There is a sweet stirring
Like a hum.
It dives down and spirals up
And washes over
Licking at corners, tracing curves.
Moving, settling then moving again
A glance, a tug, a ricochet.
Her eyes close as she follows it with her mind.
Focusing on it as it blends softer and then fractures to pinpoints raw and bursting
Like fireworks ever expanding out and out.
Each overlay vibrant, forced and then quickly fading.
There is a whir now.
Like the wind through leaves or crashing waves.
Pulsing like a waterfall gushing from a heavy rain.
Pushing out, cascading.
Blindly boldly racing down until it crashes and spirals upward, spilling everywhere
There is a weight to all this movement and her watching over it.

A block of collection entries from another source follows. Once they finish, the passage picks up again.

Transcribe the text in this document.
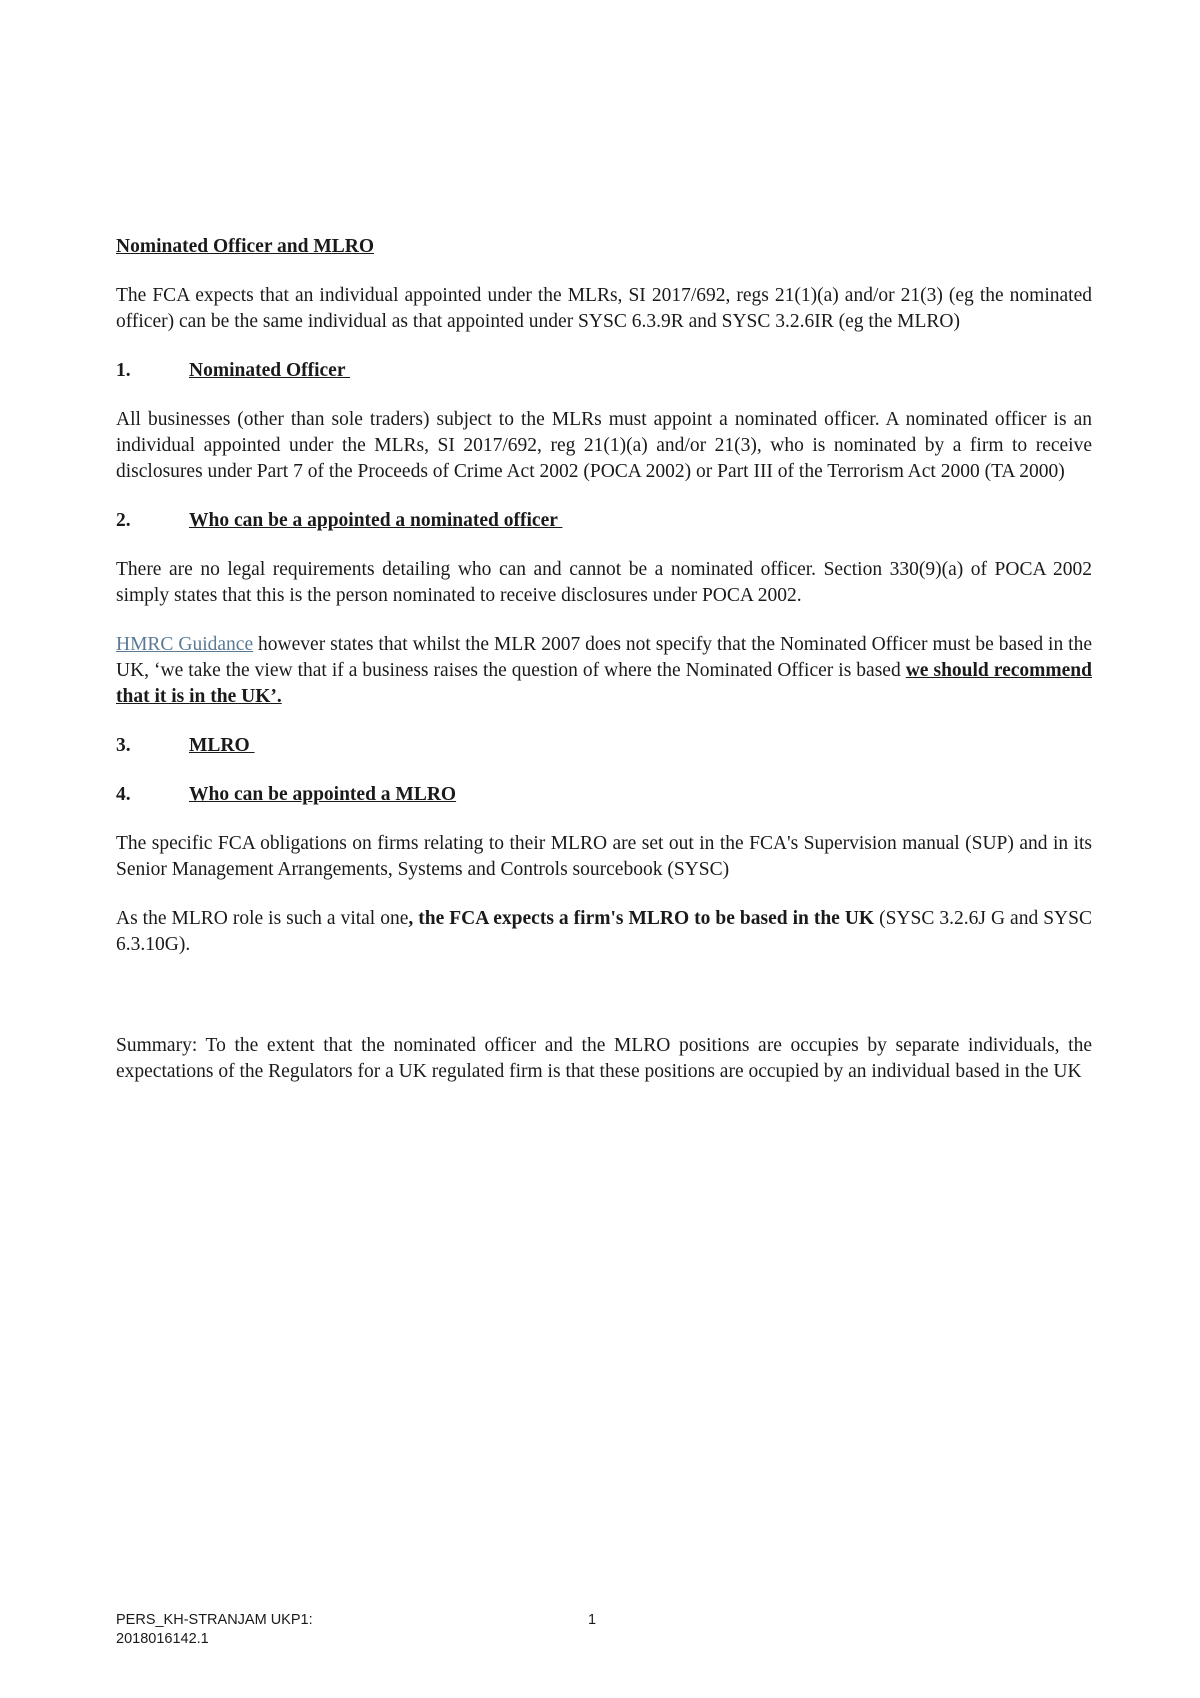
Nominated Officer and MLRO

The FCA expects that an individual appointed under the MLRs, SI 2017/692, regs 21(1)(a) and/or 21(3) (eg the nominated officer) can be the same individual as that appointed under SYSC 6.3.9R and SYSC 3.2.6IR (eg the MLRO)

1.	Nominated Officer

All businesses (other than sole traders) subject to the MLRs must appoint a nominated officer. A nominated officer is an individual appointed under the MLRs, SI 2017/692, reg 21(1)(a) and/or 21(3), who is nominated by a firm to receive disclosures under Part 7 of the Proceeds of Crime Act 2002 (POCA 2002) or Part III of the Terrorism Act 2000 (TA 2000)

2.	Who can be a appointed a nominated officer

There are no legal requirements detailing who can and cannot be a nominated officer. Section 330(9)(a) of POCA 2002 simply states that this is the person nominated to receive disclosures under POCA 2002.

HMRC Guidance however states that whilst the MLR 2007 does not specify that the Nominated Officer must be based in the UK, ‘we take the view that if a business raises the question of where the Nominated Officer is based we should recommend that it is in the UK’.

3.	MLRO
4.	Who can be appointed a MLRO

The specific FCA obligations on firms relating to their MLRO are set out in the FCA's Supervision manual (SUP) and in its Senior Management Arrangements, Systems and Controls sourcebook (SYSC)

As the MLRO role is such a vital one, the FCA expects a firm's MLRO to be based in the UK (SYSC 3.2.6J G and SYSC 6.3.10G).

Summary: To the extent that the nominated officer and the MLRO positions are occupies by separate individuals, the expectations of the Regulators for a UK regulated firm is that these positions are occupied by an individual based in the UK

PERS_KH-STRANJAM UKP1:
2018016142.1
1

Not being able to shut it off but for a few moments, when it yields to a very loud silence.
Holding that doesn’t last.
Picking up either central or from an edge it reboots and takes its way with her.
Grief she calls it. Black out. Filling hollows and voids before unknown.
Resting never. Just moving.
Was it ever not there?
A crack, like cymbals hitting.
Racing like a roller coaster dropping into its high speed fall.
The plane that pulls in its wheels surges aloft.
Walls collapse as a fire consumes their support.
In the last few years Laura moved to Concord, California, turned 65 and learned she was autistic. Although she is mildly autistic, she has the very active mind with which everyone on the spectrum lives. Picture a poem nearly writing itself and processing a lot of complex content efficiently. Living in the neurotypical world is like an anthropology assignment for her.